Loukman Konate et Stéphane Mortier
Loukman Konate et Stéphane Mortier, vous publiez aux éditions VAéditions : « Manuel de l’Intelligence économique en Afrique ». Pourriez-vous nous retracer la genèse de l’Intelligence économique en Afrique ?
SM : L’intelligence économique étant de la gestion d’informations stratégiques dans une logique d’accroissement de puissance, on pourrait dire que l’intelligence économique est usitée sur le continent depuis des siècles, de l’Égypte pharaonique au Royaume Kongo en passant par l’Empire du Mali, les nombreux califats ou encore les Royaumes du Burundi et du Rwanda. L’Afrique est loin d’être un continent « sans Histoire » et la recherche de puissance s’y exerce depuis la nuit des temps. Quant à l’intelligence économique telle que définie dans le Rapport Martre en France en 1994, elle n’a que peu pris pied sur le continent.

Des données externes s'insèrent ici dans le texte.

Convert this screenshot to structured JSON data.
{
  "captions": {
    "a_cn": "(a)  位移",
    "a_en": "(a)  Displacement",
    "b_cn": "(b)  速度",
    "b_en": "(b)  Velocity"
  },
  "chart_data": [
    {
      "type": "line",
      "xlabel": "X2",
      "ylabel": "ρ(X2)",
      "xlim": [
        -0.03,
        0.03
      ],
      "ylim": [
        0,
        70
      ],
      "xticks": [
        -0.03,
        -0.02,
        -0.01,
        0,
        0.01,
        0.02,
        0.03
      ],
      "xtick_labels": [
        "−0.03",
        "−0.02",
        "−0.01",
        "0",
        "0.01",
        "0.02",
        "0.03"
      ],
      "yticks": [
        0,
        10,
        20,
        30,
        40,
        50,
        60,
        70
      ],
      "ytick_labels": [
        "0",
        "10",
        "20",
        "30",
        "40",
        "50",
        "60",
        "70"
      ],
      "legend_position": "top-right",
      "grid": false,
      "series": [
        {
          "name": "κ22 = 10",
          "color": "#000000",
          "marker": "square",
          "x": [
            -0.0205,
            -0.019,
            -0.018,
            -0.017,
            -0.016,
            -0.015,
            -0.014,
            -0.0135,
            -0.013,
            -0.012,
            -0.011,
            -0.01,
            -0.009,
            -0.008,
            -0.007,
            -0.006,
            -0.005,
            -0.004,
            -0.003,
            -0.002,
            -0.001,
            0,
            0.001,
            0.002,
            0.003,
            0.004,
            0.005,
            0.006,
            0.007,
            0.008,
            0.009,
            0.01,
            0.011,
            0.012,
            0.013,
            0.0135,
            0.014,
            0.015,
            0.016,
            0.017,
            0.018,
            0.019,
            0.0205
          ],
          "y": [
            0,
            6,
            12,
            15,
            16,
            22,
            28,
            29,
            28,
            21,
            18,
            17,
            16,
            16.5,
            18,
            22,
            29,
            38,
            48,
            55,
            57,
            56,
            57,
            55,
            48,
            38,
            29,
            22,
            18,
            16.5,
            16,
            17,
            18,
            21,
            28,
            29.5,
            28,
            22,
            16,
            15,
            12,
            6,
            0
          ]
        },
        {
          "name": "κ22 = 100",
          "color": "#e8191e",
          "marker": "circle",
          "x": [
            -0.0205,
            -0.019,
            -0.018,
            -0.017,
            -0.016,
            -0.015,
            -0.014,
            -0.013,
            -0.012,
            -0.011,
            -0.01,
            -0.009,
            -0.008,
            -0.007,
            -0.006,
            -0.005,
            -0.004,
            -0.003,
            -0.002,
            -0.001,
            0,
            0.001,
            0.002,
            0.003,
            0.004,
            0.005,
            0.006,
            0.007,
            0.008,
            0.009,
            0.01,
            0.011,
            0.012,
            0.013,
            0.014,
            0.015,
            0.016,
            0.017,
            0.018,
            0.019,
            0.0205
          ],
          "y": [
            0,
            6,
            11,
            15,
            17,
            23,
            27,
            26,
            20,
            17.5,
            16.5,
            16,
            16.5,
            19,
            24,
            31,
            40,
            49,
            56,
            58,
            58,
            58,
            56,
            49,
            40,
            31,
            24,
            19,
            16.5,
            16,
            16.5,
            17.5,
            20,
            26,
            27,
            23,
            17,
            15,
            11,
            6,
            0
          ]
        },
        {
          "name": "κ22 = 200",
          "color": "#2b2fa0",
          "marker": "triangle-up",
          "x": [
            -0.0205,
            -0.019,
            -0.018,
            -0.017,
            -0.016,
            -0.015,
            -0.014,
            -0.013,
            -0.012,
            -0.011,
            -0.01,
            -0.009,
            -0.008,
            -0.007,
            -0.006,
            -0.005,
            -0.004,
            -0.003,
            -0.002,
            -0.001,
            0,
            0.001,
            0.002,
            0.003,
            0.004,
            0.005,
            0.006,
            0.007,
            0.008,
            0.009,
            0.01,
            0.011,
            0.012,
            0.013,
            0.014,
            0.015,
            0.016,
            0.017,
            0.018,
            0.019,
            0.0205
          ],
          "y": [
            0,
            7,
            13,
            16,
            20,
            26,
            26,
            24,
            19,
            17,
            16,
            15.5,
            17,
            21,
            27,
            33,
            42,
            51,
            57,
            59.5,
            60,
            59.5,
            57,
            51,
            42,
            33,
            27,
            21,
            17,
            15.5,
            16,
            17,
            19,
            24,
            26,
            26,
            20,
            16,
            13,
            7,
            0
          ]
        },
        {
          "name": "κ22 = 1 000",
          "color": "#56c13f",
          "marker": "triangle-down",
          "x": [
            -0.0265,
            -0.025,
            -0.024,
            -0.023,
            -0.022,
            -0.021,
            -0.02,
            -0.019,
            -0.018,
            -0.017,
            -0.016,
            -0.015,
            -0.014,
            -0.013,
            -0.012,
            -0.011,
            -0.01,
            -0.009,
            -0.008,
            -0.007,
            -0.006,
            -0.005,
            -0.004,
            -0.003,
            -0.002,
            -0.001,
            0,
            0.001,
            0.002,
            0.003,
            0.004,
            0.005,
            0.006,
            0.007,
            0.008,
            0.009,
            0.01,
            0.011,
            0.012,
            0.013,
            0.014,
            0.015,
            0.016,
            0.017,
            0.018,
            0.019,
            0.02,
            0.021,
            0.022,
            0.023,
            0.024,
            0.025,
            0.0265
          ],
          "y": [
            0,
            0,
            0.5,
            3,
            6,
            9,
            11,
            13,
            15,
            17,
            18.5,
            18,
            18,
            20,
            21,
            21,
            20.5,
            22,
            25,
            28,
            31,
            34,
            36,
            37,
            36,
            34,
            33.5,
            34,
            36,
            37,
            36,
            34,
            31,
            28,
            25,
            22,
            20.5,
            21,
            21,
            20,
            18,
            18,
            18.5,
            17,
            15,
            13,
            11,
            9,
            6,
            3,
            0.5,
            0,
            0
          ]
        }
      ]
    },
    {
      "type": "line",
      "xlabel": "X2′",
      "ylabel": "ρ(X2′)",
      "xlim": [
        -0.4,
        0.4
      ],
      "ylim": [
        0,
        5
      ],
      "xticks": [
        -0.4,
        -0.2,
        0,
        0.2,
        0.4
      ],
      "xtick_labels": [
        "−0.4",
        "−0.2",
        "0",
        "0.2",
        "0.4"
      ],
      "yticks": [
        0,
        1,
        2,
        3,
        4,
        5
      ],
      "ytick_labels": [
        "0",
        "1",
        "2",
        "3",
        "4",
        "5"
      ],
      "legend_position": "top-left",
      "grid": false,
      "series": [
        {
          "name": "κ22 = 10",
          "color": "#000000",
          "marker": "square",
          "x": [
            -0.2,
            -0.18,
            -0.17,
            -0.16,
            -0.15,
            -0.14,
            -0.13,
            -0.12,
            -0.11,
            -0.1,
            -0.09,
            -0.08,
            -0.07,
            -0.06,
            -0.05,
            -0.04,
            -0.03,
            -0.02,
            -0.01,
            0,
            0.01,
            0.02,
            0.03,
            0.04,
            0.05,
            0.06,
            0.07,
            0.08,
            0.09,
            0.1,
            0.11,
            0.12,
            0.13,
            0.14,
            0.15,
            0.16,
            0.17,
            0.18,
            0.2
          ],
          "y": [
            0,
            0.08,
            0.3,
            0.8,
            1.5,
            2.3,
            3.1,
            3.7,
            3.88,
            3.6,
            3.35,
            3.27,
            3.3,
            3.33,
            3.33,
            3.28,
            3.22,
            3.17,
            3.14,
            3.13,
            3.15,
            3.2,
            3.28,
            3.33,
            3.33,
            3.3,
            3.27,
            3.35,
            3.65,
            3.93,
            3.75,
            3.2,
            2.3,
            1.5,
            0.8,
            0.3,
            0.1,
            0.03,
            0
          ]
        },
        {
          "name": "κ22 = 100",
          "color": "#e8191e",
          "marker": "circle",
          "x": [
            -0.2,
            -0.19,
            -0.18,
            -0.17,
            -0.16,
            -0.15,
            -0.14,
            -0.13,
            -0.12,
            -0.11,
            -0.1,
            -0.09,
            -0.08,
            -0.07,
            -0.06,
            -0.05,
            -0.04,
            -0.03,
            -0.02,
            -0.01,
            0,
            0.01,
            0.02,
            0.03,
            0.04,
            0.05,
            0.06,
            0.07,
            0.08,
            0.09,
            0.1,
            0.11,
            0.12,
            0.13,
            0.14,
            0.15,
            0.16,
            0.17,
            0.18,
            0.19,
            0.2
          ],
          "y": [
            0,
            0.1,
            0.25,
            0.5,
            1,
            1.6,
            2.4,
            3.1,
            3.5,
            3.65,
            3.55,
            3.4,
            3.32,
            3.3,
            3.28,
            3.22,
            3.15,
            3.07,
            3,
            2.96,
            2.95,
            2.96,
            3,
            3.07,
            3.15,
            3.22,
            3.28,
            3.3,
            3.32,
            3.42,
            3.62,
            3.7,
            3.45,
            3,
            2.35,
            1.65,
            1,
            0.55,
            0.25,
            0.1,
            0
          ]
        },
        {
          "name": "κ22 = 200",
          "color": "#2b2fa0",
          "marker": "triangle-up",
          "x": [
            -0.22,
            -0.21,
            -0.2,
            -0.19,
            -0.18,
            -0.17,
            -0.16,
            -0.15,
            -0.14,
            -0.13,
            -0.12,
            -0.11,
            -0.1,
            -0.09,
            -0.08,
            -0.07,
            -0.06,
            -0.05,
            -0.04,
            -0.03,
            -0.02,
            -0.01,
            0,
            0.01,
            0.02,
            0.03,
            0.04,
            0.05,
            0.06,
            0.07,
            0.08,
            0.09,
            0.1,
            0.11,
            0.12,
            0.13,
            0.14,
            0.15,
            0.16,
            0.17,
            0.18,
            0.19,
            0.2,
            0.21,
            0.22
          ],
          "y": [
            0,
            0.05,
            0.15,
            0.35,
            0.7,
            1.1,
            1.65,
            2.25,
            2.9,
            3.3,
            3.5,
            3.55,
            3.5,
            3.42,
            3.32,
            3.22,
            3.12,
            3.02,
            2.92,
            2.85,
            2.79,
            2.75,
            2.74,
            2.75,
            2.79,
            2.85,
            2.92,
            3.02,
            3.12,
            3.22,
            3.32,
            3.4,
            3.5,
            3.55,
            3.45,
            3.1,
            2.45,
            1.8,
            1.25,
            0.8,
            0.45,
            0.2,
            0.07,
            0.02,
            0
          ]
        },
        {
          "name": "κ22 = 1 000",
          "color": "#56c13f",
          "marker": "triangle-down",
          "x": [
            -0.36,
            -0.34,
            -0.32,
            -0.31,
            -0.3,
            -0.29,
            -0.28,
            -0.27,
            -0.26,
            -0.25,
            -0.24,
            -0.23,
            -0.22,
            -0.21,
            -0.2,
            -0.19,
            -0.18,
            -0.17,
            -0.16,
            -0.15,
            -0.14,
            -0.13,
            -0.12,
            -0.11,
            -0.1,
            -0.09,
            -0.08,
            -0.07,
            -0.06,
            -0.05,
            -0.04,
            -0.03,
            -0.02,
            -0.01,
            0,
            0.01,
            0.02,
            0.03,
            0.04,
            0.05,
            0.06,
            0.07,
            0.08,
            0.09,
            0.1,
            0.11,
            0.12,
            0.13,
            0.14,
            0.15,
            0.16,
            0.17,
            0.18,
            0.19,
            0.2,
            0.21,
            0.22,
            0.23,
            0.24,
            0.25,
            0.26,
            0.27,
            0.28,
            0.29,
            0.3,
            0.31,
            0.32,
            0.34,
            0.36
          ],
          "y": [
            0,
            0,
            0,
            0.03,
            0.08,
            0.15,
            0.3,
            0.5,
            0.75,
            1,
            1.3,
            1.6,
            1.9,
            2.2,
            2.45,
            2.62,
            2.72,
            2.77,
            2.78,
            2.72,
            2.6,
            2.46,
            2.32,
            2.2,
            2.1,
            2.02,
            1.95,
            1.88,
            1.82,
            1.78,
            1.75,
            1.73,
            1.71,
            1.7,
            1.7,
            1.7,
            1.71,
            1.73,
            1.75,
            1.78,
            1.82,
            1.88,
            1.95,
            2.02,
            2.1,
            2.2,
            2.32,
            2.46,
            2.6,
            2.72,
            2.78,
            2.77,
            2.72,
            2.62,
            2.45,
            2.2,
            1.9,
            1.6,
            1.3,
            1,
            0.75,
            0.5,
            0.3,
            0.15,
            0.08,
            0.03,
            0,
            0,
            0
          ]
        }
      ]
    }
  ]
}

LK : En effet, il y a bien eu quelques tentatives de mise en place de politiques d’intelligence économique comme par exemple en Algérie, mais cela n’a pas été concluant, c’est ce que développe Mohand Amokrane Belkacemi dans sa contribution au Manuel. Ce pour deux raisons principales. Premièrement le « modèle de l’intelligence économique à la française » n’est pas exportable tel quel sur des territoires aux réalités bien différentes de celles des pays européens. Il s’agit là d’une problématique d’intelligence culturelle. Deuxièmement, le continent africain est en proie à de nombreux conflits, ce qui place les priorités à d’autres niveaux. C’est d’ailleurs une erreur, car l’intelligence économique apporte également des solutions en matière de sécurité comme le décrivent Ziad Hajar et Peer De Jong dans le Manuel.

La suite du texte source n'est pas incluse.